A component formatter is an implementation of the interface ComponentFormatter that creates a String representation of a GUI component. AssertJ Swing provides default component formatters for all the Swing components in the JDK. Unlike the toString() method in Swing components, the provided component formatters display only the information that can help developers solve problems in functional tests, excluding any information related to the appearance of GUI components (e.g. colors, layouts, sizes, etc.). Here are some examples:

org.assertj.swing.test.TestFrame[name='frame', title='FormattingTest', enabled=true, showing=true]
javax.swing.JButton[name='button', text='A button', enabled=false]
javax.swing.JList[name='list', selectedValues=['One', 2], contents=['One', 2, 'Three', 4], selectionMode=MULTIPLE_INTERVAL_SELECTION, enabled=true]
javax.swing.JOptionPane[message='A message', messageType=ERROR_MESSAGE, optionType=DEFAULT_OPTION, enabled=true, showing=false]
javax.swing.JTabbedPane[name='tabbedPane', selectedTabIndex=1, selectedTabTitle='Second', tabCount=2, tabTitles=['First', 'Second'], enabled=true]:

Custom Component Formatters

There might be cases that you might want to create your own custom formatter to override an existing one or to add support for custom GUI components.

Implement the ComponentFormatter interface

The interface ComponentFormatter provides two methods:

  • Class<? extends Component> targetType() returns the type of component this formatter supports. For example, by returning JButton.class a formatter indicates that it supports instances of JButton and its subclasses.
  • String format(Component c) returns the String representation of the given GUI component.
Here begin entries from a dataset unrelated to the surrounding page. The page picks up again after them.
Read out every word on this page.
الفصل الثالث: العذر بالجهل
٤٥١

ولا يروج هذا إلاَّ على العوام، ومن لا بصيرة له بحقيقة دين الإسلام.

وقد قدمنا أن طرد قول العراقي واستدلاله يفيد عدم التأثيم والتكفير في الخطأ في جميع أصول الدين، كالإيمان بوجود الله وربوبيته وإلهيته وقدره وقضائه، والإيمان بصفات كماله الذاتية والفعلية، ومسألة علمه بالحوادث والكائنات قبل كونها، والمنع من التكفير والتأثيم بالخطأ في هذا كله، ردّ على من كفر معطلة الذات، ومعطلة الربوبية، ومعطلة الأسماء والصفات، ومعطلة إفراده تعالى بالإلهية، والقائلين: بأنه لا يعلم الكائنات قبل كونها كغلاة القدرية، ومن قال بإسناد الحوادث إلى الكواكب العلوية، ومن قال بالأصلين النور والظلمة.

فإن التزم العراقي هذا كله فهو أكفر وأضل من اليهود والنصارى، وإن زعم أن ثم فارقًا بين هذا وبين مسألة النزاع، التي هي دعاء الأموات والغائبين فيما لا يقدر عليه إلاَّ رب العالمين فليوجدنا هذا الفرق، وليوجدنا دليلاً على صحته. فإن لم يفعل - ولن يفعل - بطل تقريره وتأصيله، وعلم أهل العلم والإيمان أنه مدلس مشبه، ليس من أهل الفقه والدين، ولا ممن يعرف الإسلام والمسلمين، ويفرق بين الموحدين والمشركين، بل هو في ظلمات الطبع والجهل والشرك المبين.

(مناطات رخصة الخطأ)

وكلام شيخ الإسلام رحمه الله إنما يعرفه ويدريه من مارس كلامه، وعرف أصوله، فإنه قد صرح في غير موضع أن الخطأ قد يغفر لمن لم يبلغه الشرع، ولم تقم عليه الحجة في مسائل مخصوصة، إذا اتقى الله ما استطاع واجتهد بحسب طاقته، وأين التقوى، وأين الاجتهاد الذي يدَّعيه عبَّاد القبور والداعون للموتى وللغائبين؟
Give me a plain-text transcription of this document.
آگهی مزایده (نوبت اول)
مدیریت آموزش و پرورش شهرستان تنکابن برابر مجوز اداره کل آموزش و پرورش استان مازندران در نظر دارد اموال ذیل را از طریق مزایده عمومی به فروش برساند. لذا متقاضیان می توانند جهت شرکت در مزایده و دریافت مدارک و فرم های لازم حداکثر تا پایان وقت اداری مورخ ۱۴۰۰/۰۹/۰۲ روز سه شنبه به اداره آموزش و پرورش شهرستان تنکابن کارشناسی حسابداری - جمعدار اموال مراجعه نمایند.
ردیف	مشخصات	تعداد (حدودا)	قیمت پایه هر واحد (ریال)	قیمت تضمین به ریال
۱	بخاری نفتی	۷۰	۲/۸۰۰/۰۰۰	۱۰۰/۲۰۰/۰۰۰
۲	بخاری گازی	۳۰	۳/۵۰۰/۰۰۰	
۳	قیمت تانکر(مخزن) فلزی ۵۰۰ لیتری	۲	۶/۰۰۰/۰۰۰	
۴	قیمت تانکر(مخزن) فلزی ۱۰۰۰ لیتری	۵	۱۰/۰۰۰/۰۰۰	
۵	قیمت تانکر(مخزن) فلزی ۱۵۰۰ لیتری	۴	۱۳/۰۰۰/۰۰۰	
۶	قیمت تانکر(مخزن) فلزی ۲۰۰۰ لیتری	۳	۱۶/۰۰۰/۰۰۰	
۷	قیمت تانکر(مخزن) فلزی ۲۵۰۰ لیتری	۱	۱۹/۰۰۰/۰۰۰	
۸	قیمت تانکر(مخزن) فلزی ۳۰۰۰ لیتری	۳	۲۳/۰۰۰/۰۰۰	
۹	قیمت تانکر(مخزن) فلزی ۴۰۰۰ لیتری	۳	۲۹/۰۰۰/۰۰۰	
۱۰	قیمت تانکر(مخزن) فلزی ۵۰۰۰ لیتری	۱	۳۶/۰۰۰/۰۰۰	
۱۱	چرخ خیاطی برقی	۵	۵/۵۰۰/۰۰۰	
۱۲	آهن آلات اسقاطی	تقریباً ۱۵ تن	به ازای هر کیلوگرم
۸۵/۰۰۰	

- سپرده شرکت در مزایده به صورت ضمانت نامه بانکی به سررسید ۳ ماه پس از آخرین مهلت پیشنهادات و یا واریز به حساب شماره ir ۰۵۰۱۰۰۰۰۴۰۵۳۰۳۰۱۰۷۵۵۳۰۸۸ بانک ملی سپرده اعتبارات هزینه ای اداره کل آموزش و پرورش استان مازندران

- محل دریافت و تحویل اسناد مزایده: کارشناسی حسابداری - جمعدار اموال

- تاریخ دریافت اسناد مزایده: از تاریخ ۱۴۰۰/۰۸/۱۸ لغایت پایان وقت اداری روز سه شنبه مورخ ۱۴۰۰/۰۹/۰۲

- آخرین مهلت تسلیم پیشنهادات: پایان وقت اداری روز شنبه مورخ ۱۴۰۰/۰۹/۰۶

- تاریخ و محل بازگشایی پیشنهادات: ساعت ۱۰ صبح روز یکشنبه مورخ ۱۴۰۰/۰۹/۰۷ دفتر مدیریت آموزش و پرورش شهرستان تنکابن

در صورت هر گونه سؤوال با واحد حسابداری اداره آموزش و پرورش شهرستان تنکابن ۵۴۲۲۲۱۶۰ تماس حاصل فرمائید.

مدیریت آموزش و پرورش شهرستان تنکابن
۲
Configure an IntrospectionComponentFormatter

The easiest way to create a component formatter is to configure an instance of IntrospectionComponentFormatter, which, as the name suggests, uses introspection to display property values of a GUI component. The following code listing shows how to configure a IntrospectionComponentFormatter to support JLabel (and subclasses) and the properties to show:

IntrospectionComponentFormatter formatter =
  new IntrospectionComponentFormatter(JLabel.class, "name", "text", "enabled");

Register your custom formatter

After creating a custom formatter, we need to register it with AssertJ Swing. It is very simple, we only need to call the static method register in org.assertj.swing.format.Formatting.
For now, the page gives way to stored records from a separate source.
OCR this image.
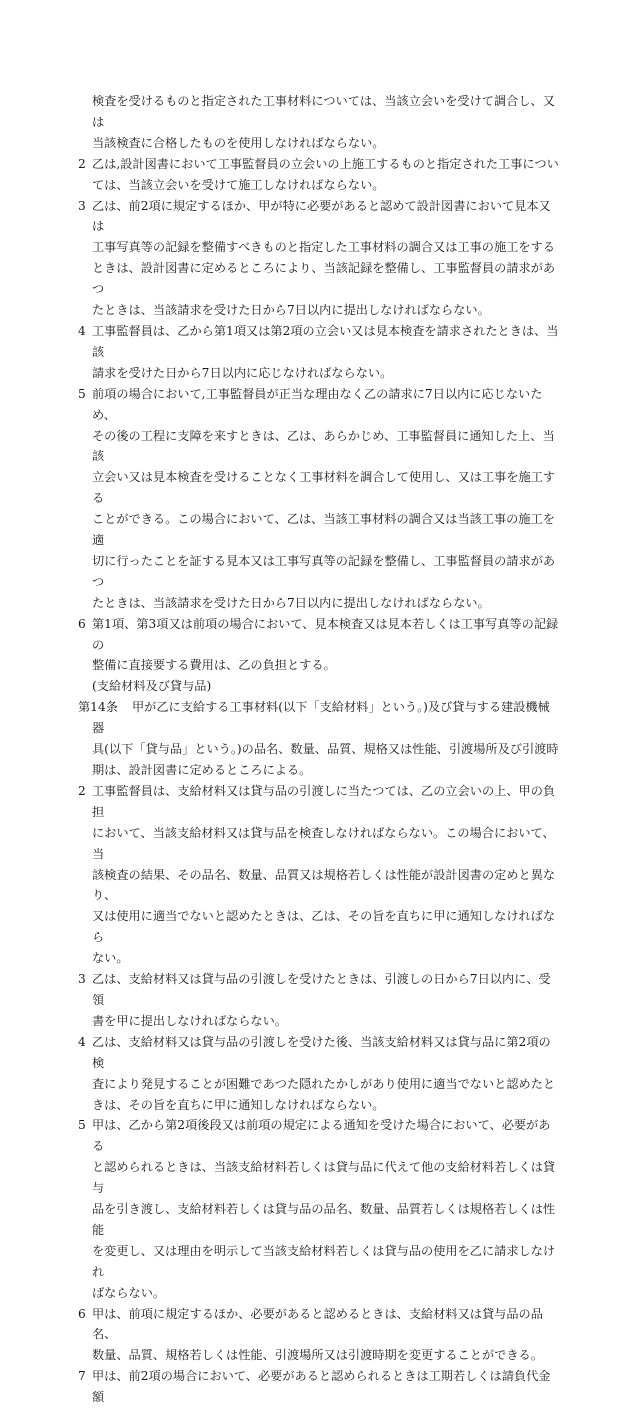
検査を受けるものと指定された工事材料については、当該立会いを受けて調合し、又は
当該検査に合格したものを使用しなければならない。
2 乙は,設計図書において工事監督員の立会いの上施工するものと指定された工事につい
ては、当該立会いを受けて施工しなければならない。
3 乙は、前2項に規定するほか、甲が特に必要があると認めて設計図書において見本又は
工事写真等の記録を整備すべきものと指定した工事材料の調合又は工事の施工をする
ときは、設計図書に定めるところにより、当該記録を整備し、工事監督員の請求があつ
たときは、当該請求を受けた日から7日以内に提出しなければならない。
4 工事監督員は、乙から第1項又は第2項の立会い又は見本検査を請求されたときは、当該
請求を受けた日から7日以内に応じなければならない。
5 前項の場合において,工事監督員が正当な理由なく乙の請求に7日以内に応じないため、
その後の工程に支障を来すときは、乙は、あらかじめ、工事監督員に通知した上、当該
立会い又は見本検査を受けることなく工事材料を調合して使用し、又は工事を施工する
ことができる。この場合において、乙は、当該工事材料の調合又は当該工事の施工を適
切に行ったことを証する見本又は工事写真等の記録を整備し、工事監督員の請求があつ
たときは、当該請求を受けた日から7日以内に提出しなければならない。
6 第1項、第3項又は前項の場合において、見本検査又は見本若しくは工事写真等の記録の
整備に直接要する費用は、乙の負担とする。
(支給材料及び貸与品)
第14条	甲が乙に支給する工事材料(以下「支給材料」という。)及び貸与する建設機械器
具(以下「貸与品」という。)の品名、数量、品質、規格又は性能、引渡場所及び引渡時
期は、設計図書に定めるところによる。
2 工事監督員は、支給材料又は貸与品の引渡しに当たつては、乙の立会いの上、甲の負担
において、当該支給材料又は貸与品を検査しなければならない。この場合において、当
該検査の結果、その品名、数量、品質又は規格若しくは性能が設計図書の定めと異なり、
又は使用に適当でないと認めたときは、乙は、その旨を直ちに甲に通知しなければなら
ない。
3 乙は、支給材料又は貸与品の引渡しを受けたときは、引渡しの日から7日以内に、受領
書を甲に提出しなければならない。
4 乙は、支給材料又は貸与品の引渡しを受けた後、当該支給材料又は貸与品に第2項の検
査により発見することが困難であつた隠れたかしがあり使用に適当でないと認めたと
きは、その旨を直ちに甲に通知しなければならない。
5 甲は、乙から第2項後段又は前項の規定による通知を受けた場合において、必要がある
と認められるときは、当該支給材料若しくは貸与品に代えて他の支給材料若しくは貸与
品を引き渡し、支給材料若しくは貸与品の品名、数量、品質若しくは規格若しくは性能
を変更し、又は理由を明示して当該支給材料若しくは貸与品の使用を乙に請求しなけれ
ばならない。
6 甲は、前項に規定するほか、必要があると認めるときは、支給材料又は貸与品の品名、
数量、品質、規格若しくは性能、引渡場所又は引渡時期を変更することができる。
7 甲は、前2項の場合において、必要があると認められるときは工期若しくは請負代金額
Formatting.register(new MyFormatter());
Note
AssertJ Swing uses the formatter that supports the type that is the closest to the type of the given GUI component. For example, if we have formatter1, a formatter registered to format instances of JButton, and formatter2, a formatter registered to format instances of MyOwnButton (a subclass of JButton), AssertJ Swing will use formatter2 to format instances of MyOwnButton.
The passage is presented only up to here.